Alors que le nombre d'Allemands entrant en Suisse a fortement baissé l'an dernier, les importations provenant d'outre-Rhin ont également très nettement baissé.
L'économie suisse a beaucoup moins acheté en Allemagne l'an dernier. Les importations provenant de son principal partenaire commercial ont chuté de 7,6% sur un an, à 54,1 milliards de francs, selon les chiffres publiés par la Chambre de commerce Allemagne-Suisse.
Il s'agit de la plus mauvaise année depuis 2009, a indiqué son président Eric Sarasin lundi devant la presse à Zurich. Le record des importations date de 2008, avec un montant total de 64,8 milliards de francs.
La baisse des importations s'explique par la force du franc et le développement instable de l'économie mondiale. L'industrie suisse tend à davantage effectuer ses achats sur d'autres marchés, en premier lieu en Asie.
Pour le directeur de la Chambre de commerce, Ralf Bopp, la force du franc suisse a rendu les pays de la zone euro plus compétitifs, mais a rendu les ventes plus difficiles en Allemagne pour les entreprises suisses. Celles-ci ont donc réduit leurs achats dans le pays.
Principal partenaire
Avec une part de 30,6% des importations totales, l'Allemagne reste toutefois le principal partenaire de l'économie helvétique. Les deux pays restent économiquement étroitement liés, notamment pour l'échange de produits industriels à haute valeur ajoutée.
Les exportations de la Suisse vers l'Allemagne ont en revanche stagné à 39,9 milliards de francs (+0,1%) l'an dernier. La palette des marchandises et des services exportés est restée très diversifiée.

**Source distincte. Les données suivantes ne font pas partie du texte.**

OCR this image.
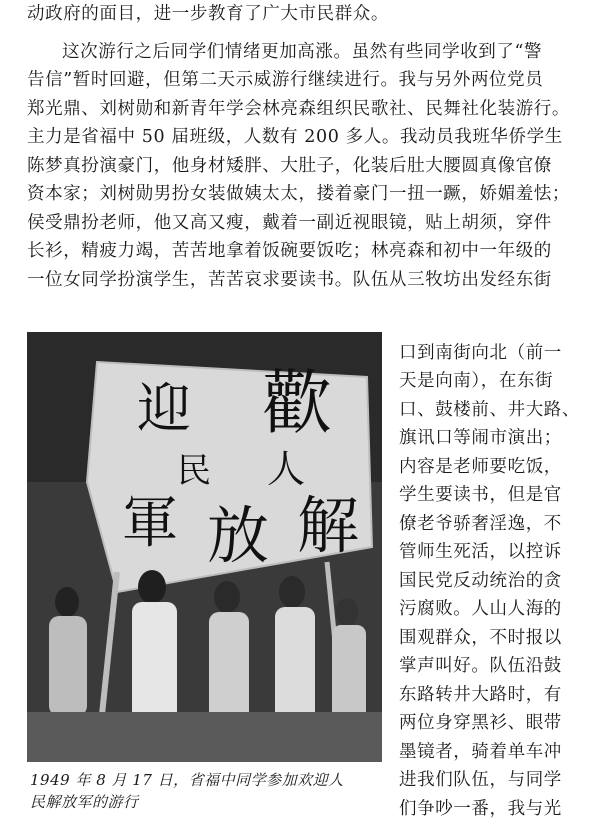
动政府的面目，进一步教育了广大市民群众。
这次游行之后同学们情绪更加高涨。虽然有些同学收到了“警
告信”暂时回避，但第二天示威游行继续进行。我与另外两位党员
郑光鼎、刘树勋和新青年学会林亮森组织民歌社、民舞社化装游行。
主力是省福中 50 届班级，人数有 200 多人。我动员我班华侨学生
陈梦真扮演豪门，他身材矮胖、大肚子，化装后肚大腰圆真像官僚
资本家；刘树勋男扮女装做姨太太，搂着豪门一扭一蹶，娇媚羞怯；
侯受鼎扮老师，他又高又瘦，戴着一副近视眼镜，贴上胡须，穿件
长衫，精疲力竭，苦苦地拿着饭碗要饭吃；林亮森和初中一年级的
一位女同学扮演学生，苦苦哀求要读书。队伍从三牧坊出发经东街
迎 歡
民 人
軍 放 解
口到南街向北（前一
天是向南），在东街
口、鼓楼前、井大路、
旗讯口等闹市演出；
内容是老师要吃饭，
学生要读书，但是官
僚老爷骄奢淫逸，不
管师生死活，以控诉
国民党反动统治的贪
污腐败。人山人海的
围观群众，不时报以
掌声叫好。队伍沿鼓
东路转井大路时，有
两位身穿黑衫、眼带
墨镜者，骑着单车冲
进我们队伍，与同学
们争吵一番，我与光
1949 年 8 月 17 日，省福中同学参加欢迎人
民解放军的游行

Avec 19,9% du total des exportations, l'Allemagne est incontestablement le premier marché pour la Suisse. Les Laender les plus actifs dans ce domaine sont le Bade-Wurtemberg, la Rhénanie-du-Nord-Westphalie, la Bavière et la Hesse.
Secret bancaire
La récente décision du Luxembourg d'avancer dans la direction d'un échange automatique d'informations en matière de secret bancaire change par contre beaucoup l'attitude à adopter vis-à-vis de l'Union européenne (UE) et de l'Allemagne. "Nous sommes confrontés à une nouvelle situation, à laquelle nous devons nous adapter."
Le président de la Chambre de commerce ne voit ainsi plus aucun avenir au prélèvement à la source, qui aurait assuré l'anonymat aux clients allemands et qui avait échoué l'année dernière suite à la résistance de plusieurs Laender. Il s'attend à une forte pression de l'Union européenne pour que la Suisse adopte l'échange automatique d'informations.
Le président de la Chambre de commerce se montre plus optimiste par rapport à la querelle concernant le bruit des avions, affirmant avoir confiance en une résolution prochaine du conflit.
Allemands moins nombreux
L'an dernier, le nombre d'Allemands entrant en Suisse s'est situé sous la barre des 10'000. Il s'agit de la plus faible ampleur depuis l'entrée en vigueur de la libre circulation des personnes. En cause: la bonne santé de l'économie allemande qui incite moins au départ.
A fin 2012, la communauté allemande comptait 285'000 personnes. Avec les Italiens, au nombre de 294'000 sur sol helvétique, elles représentent ensemble près d'un tiers des étrangers établis en Suisse.
Mais contrairement aux exercices précédents, les Allemands ne constituent plus les principaux arrivants.
Les entreprises ont dans ce contexte décidé d'investir à nouveau en faveur du personnel qualifié, plutôt que de le voir filer à l'étranger.